ハッピー・バースデイ、ポール

 今日6月18日はポール・マッカートニーの68歳の誕生日です。普通68歳というともうすっかり現役引退で余生という感じですが、もちろん我らがサー・ポールは今も思いっきり現役で活躍中。コンサート活動もずっと継続中です。以前も書きましたが、例えば20年前のあの初来日公演のときは「これで最後」という気持ちで演るほうも観るほうも感無量という感じでしたが、今では笑い話ですね。リンゴ・スターもそうですが、ファンとしては嬉しい限りです。
 話しは突然思い出話になりますが、ちょうどこの時期に買ったポールのアルバムがあります。タイトル「McCartney2」(ギリシャ数字は表示されないかもしれないのでアラビア数字で書きました)、今から30年前、1980年の発表です。
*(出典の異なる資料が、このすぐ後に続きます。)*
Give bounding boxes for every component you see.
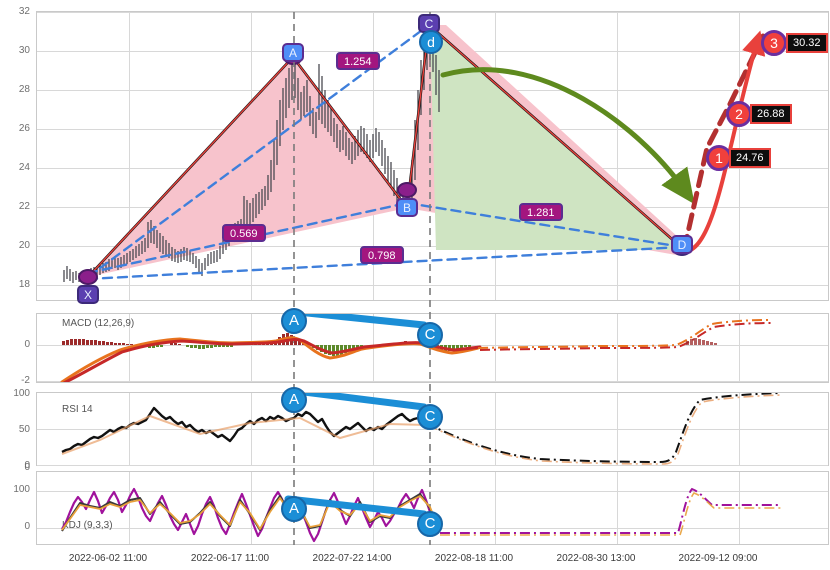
macd-vgridline-4 bbox=[495, 314, 496, 382]
macd-vgridline-5 bbox=[617, 314, 618, 382]
rsi-vgridline-6 bbox=[739, 393, 740, 465]
macd-divergence-marker-c[interactable]: C bbox=[417, 322, 443, 348]
rsi-forecast-shadow bbox=[427, 394, 783, 465]
kdj-series-group bbox=[61, 487, 782, 543]
target-marker-2[interactable]: 2 bbox=[726, 101, 752, 127]
macd-indicator-name: MACD (12,26,9) bbox=[62, 318, 135, 329]
rsi-tick-0: 0 bbox=[24, 460, 30, 471]
macd-divergence-line bbox=[286, 314, 428, 329]
kdj-forecast-j bbox=[440, 487, 780, 535]
xaxis-tick-3: 2022-07-22 14:00 bbox=[312, 553, 392, 564]
fib-line-xb bbox=[86, 201, 409, 275]
rsi-shadow-line bbox=[61, 414, 427, 455]
price-tick-18: 18 bbox=[18, 279, 30, 290]
macd-dea-line bbox=[62, 337, 482, 382]
kdj-divergence-line bbox=[284, 495, 428, 518]
rsi-indicator-name: RSI 14 bbox=[62, 404, 93, 415]
rsi-divergence-marker-a[interactable]: A bbox=[281, 387, 307, 413]
macd-histogram-negative bbox=[140, 345, 471, 356]
fib-line-xd bbox=[86, 245, 684, 281]
macd-tick-0: 0 bbox=[24, 339, 30, 350]
macd-tick-neg2: -2 bbox=[21, 375, 30, 386]
kdj-vgridline-1 bbox=[129, 472, 130, 544]
price-tick-20: 20 bbox=[18, 240, 30, 251]
rsi-vgridline-4 bbox=[495, 393, 496, 465]
kdj-vgridline-4 bbox=[495, 472, 496, 544]
projection-step-path bbox=[681, 33, 766, 253]
rsi-divergence-line bbox=[286, 393, 428, 411]
macd-vgridline-2 bbox=[251, 314, 252, 382]
rsi-vgridline-5 bbox=[617, 393, 618, 465]
rsi-vgridline-1 bbox=[129, 393, 130, 465]
price-vgridline-1 bbox=[129, 12, 130, 300]
kdj-vgridline-2 bbox=[251, 472, 252, 544]
xaxis-tick-4: 2022-08-18 11:00 bbox=[434, 553, 514, 564]
price-gridline-32 bbox=[37, 12, 828, 13]
price-tick-22: 22 bbox=[18, 201, 30, 212]
price-series-group bbox=[63, 23, 766, 283]
macd-vgridline-6 bbox=[739, 314, 740, 382]
xaxis-tick-6: 2022-09-12 09:00 bbox=[678, 553, 758, 564]
kdj-forecast-d bbox=[440, 492, 782, 536]
macd-dea-forecast bbox=[479, 322, 773, 351]
rsi-vgridline-2 bbox=[251, 393, 252, 465]
macd-divergence-marker-a[interactable]: A bbox=[281, 308, 307, 334]
vertex-x[interactable] bbox=[78, 269, 98, 285]
price-tick-28: 28 bbox=[18, 84, 30, 95]
macd-series-group bbox=[60, 314, 773, 382]
price-tick-26: 26 bbox=[18, 123, 30, 134]
crosshair-lines bbox=[293, 12, 431, 545]
fib-label-0798[interactable]: 0.798 bbox=[360, 246, 404, 264]
price-gridline-18 bbox=[37, 285, 828, 286]
target-price-3: 30.32 bbox=[786, 33, 828, 53]
rsi-forecast-line bbox=[425, 393, 781, 464]
rsi-divergence-marker-c[interactable]: C bbox=[417, 404, 443, 430]
kdj-divergence-marker-a[interactable]: A bbox=[281, 496, 307, 522]
price-gridline-20 bbox=[37, 246, 828, 247]
fib-label-1254[interactable]: 1.254 bbox=[336, 52, 380, 70]
xaxis-tick-2: 2022-06-17 11:00 bbox=[190, 553, 270, 564]
price-vgridline-5 bbox=[617, 12, 618, 300]
kdj-d-line bbox=[61, 495, 439, 531]
rsi-tick-100: 100 bbox=[13, 388, 30, 399]
kdj-gridline-100 bbox=[37, 491, 828, 492]
kdj-tick-0: 0 bbox=[24, 521, 30, 532]
rsi-tick-50: 50 bbox=[18, 424, 30, 435]
price-tick-32: 32 bbox=[18, 6, 30, 17]
macd-histogram-forecast bbox=[686, 338, 717, 345]
fib-label-1281[interactable]: 1.281 bbox=[519, 203, 563, 221]
price-tick-30: 30 bbox=[18, 45, 30, 56]
pattern-label-b[interactable]: B bbox=[396, 198, 418, 217]
vertex-b[interactable] bbox=[397, 182, 417, 198]
pattern-label-x[interactable]: X bbox=[77, 285, 99, 304]
fib-line-bd bbox=[405, 201, 684, 249]
projection-arc-arrow bbox=[440, 67, 695, 205]
target-price-2: 26.88 bbox=[750, 104, 792, 124]
kdj-indicator-name: KDJ (9,3,3) bbox=[62, 520, 113, 531]
rsi-gridline-0 bbox=[37, 465, 828, 466]
xaxis-tick-5: 2022-08-30 13:00 bbox=[556, 553, 636, 564]
price-tick-24: 24 bbox=[18, 162, 30, 173]
fib-label-0569[interactable]: 0.569 bbox=[222, 224, 266, 242]
projection-target-arrow bbox=[682, 30, 766, 254]
target-price-1: 24.76 bbox=[729, 148, 771, 168]
macd-gridline-neg2 bbox=[37, 381, 828, 382]
kdj-divergence-marker-c[interactable]: C bbox=[417, 511, 443, 537]
rsi-series-group bbox=[61, 393, 783, 465]
kdj-tick-100: 100 bbox=[13, 484, 30, 495]
macd-dif-forecast bbox=[477, 319, 771, 349]
pattern-marker-d-lower[interactable]: d bbox=[419, 30, 443, 54]
kdj-top-tick-0: 0 bbox=[24, 462, 30, 473]
kdj-vgridline-5 bbox=[617, 472, 618, 544]
bearish-zone-xab bbox=[88, 57, 407, 277]
target-marker-3[interactable]: 3 bbox=[761, 30, 787, 56]
xaxis-tick-1: 2022-06-02 11:00 bbox=[68, 553, 148, 564]
pattern-label-a[interactable]: A bbox=[282, 43, 304, 62]
pattern-label-d[interactable]: D bbox=[671, 235, 693, 254]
このアルバム、当時も今も評判は芳しくなく、「Coming Up」以外は話題になりません。このアルバムが出た1980年というとポール大麻持ち込みとウィングス来日公演中止という出来事がありました(ジョンのあの事件もこの年でした)。日本でいろいろあって、ウィングスも活動休止(そしてそのままフェイドアウト)、そして多重録音・個人名義のこのアルバム。「ああ」と思い出すファンの方も多いのではないでしょうか?今から思えばその後のポールは悲しい出来事を乗り越え、マイケルとの共演や傑作「Tug Of War」の発表など、次のピークへと向かっていくのですが、このころはある意味で「逆風の時期」だったかもしれません。
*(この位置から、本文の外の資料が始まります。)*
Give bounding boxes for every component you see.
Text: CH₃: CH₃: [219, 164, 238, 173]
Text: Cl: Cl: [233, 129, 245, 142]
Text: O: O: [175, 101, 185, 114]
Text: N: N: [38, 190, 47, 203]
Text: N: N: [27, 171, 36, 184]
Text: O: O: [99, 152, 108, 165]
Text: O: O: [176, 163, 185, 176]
 でも、この「McCartney2」僕わりと好きなんですよ。もちろん大傑作ではないですが、どの曲も独特の「魅力」を持っています。当時はYMOの全盛期だったし、世界的にもエレクトリック・ミュージックが台頭してきた時期でしたから、このアルバムのそれっぽい部分もわりとすんなり受け入れられました。というか、ポールはそもそも「決まった」音作りやパターンが存在しないひとなので、独特のテクノ意匠も「これが今のポールか」という感じで受け取ったという感じでした。
今聴いたらどうなのかなあと思って部屋に流しているんですが、やっぱり棒にとっては「好きだ」といえるものでした。いわゆる「宅録」のせいなのかどこかアレンジがこなれていなくて隙間もありますが、それもまた魅力的、テクノ的な数曲も「もろピコピコ音」ではなく不思議な広がりを持った感じです。余談ですがこのアルバムを聴いた数年後に、リズムボックスにフランジャーを繋いで音を出したら「Front Parlor」のような音になって、ものすごく嬉しかった記憶があります。
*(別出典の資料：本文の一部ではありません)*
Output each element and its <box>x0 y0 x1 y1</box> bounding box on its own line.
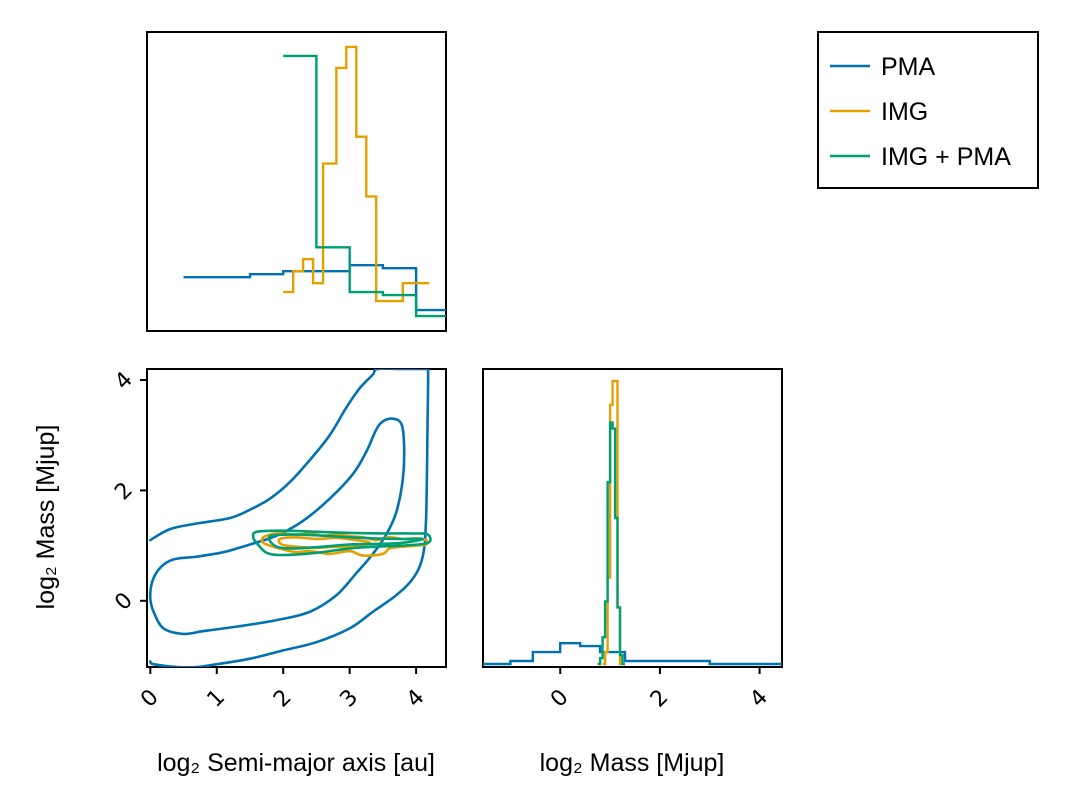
contour-xtick-label: 3 <box>336 685 364 713</box>
hist-mass-xticks: 0 2 4 <box>546 667 773 712</box>
contour-ytick-label: 2 <box>110 478 138 506</box>
hist-mass-xtick-label: 2 <box>646 685 674 713</box>
hist-sma-frame <box>146 31 447 332</box>
hist-sma-img-pma-step <box>283 54 446 318</box>
legend-label: IMG + PMA <box>881 143 1011 171</box>
contour-xlabel: log₂ Semi-major axis [au] <box>157 749 435 777</box>
contour-xticks: 0 1 2 3 4 <box>136 667 430 713</box>
hist-mass-img-pma-step <box>597 421 625 666</box>
contour-xtick-label: 2 <box>269 685 297 713</box>
hist-mass-xtick-label: 4 <box>745 685 773 713</box>
contour-xtick-label: 1 <box>203 685 231 713</box>
legend-entries: PMA IMG IMG + PMA <box>830 53 1011 171</box>
contour-ytick-label: 0 <box>110 588 138 616</box>
contour-pma-outer <box>149 369 430 667</box>
hist-mass-xtick-label: 0 <box>546 685 574 713</box>
contour-series-group <box>148 369 432 667</box>
hist-sma-img-step <box>283 45 430 303</box>
hist-sma-series-group <box>183 45 446 318</box>
contour-ytick-label: 4 <box>110 367 138 395</box>
contour-xtick-label: 4 <box>402 685 430 713</box>
contour-xtick-label: 0 <box>136 685 164 713</box>
hist-mass-panel: 0 2 4 log₂ Mass [Mjup] <box>482 368 783 777</box>
hist-mass-xlabel: log₂ Mass [Mjup] <box>540 749 725 777</box>
contour-ylabel: log₂ Mass [Mjup] <box>32 425 60 610</box>
contour-yticks: 0 2 4 <box>110 367 147 616</box>
contour-panel: 0 1 2 3 4 0 2 4 log₂ Semi-major axis [au] log₂… <box>32 367 447 777</box>
legend-box <box>817 31 1039 189</box>
legend: PMA IMG IMG + PMA <box>817 31 1039 189</box>
hist-sma-pma-step <box>183 264 446 312</box>
hist-mass-series-group <box>483 379 782 666</box>
hist-mass-frame <box>482 368 783 668</box>
contour-frame <box>146 368 447 668</box>
hist-sma-panel <box>146 31 447 332</box>
legend-label: IMG <box>881 98 928 126</box>
legend-label: PMA <box>881 53 936 81</box>
hist-mass-pma-step <box>483 642 782 666</box>
contour-img-pma-inner <box>267 533 424 550</box>
contour-img-pma-outer <box>251 529 432 557</box>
 曲だってそんなに悪くない。ファンは誰もが思うでしょうが、「Waterfalls」「One Of These Days」などは名曲でしょう。個人的には「Summer’s Day Song」が忘れられません。柔らかで聴きやすいけれど、この曲以外ではどこにも存在しない不思議な音作りとボーカル。完璧ではないけれど、間違いなく天才の業。そんな感じです。なによりもどの曲からもポールが「こういうふうに作りたかった、歌いたかった」という気持ちが感じられます。世の中に名曲傑作は多いですが、そういうところでは絶対に聴けない「アーチストの気持ちのままに作られた」不思議な親密さと奥深さを感じる、個人的名作だと、今改めて思いました。
 このアルバムが発表されたとき僕は高校2年生。この年はウィングスのチケットを徹夜で買ったり、高校では生徒会活動に入り込んだり、友人とバンドを組んだり、あと特に詳細は省きますがとても思い出深い出来事があったり(笑)、ありがちではありますが「青春」という感じの時期でした。「McCartney2」は梅雨の合間の晴れた午後、地元のレコード屋さん(そう、CDショップはまだこの世になかった)で買いました。購入特典でスピードくじを引かせてもらえて、当たりを引いた僕は「ウィングス幻の日本公演プログラム」をもらえてすごく嬉しかったこともよく憶えています(今も持っています)。
 ちょうどこのアルバムを買った頃は上述の生徒会活動で忙殺されていた時期で、蒸し暑く、汗びっしょりになりながら走り回っていたことばかり思い出されます。今ほどいろいろなことを理解はしてませんでしたが、今よりずっと性急で「疲れを知らなかった」時代。そんな思い出も込みで、このアルバムは僕の「個人的名作」なのかも知れません。
 誕生日おめでとうポール。68歳上等!ですね。レコード会社移籍、アルバム再発など、今もあなたのニュースが世界中を駆けめぐっています。これからもずっとお元気でご活躍ください。いつもいつも書いていますが、またいつか日本で会いたいですね。その日が来るのを楽しみに待っていますよ。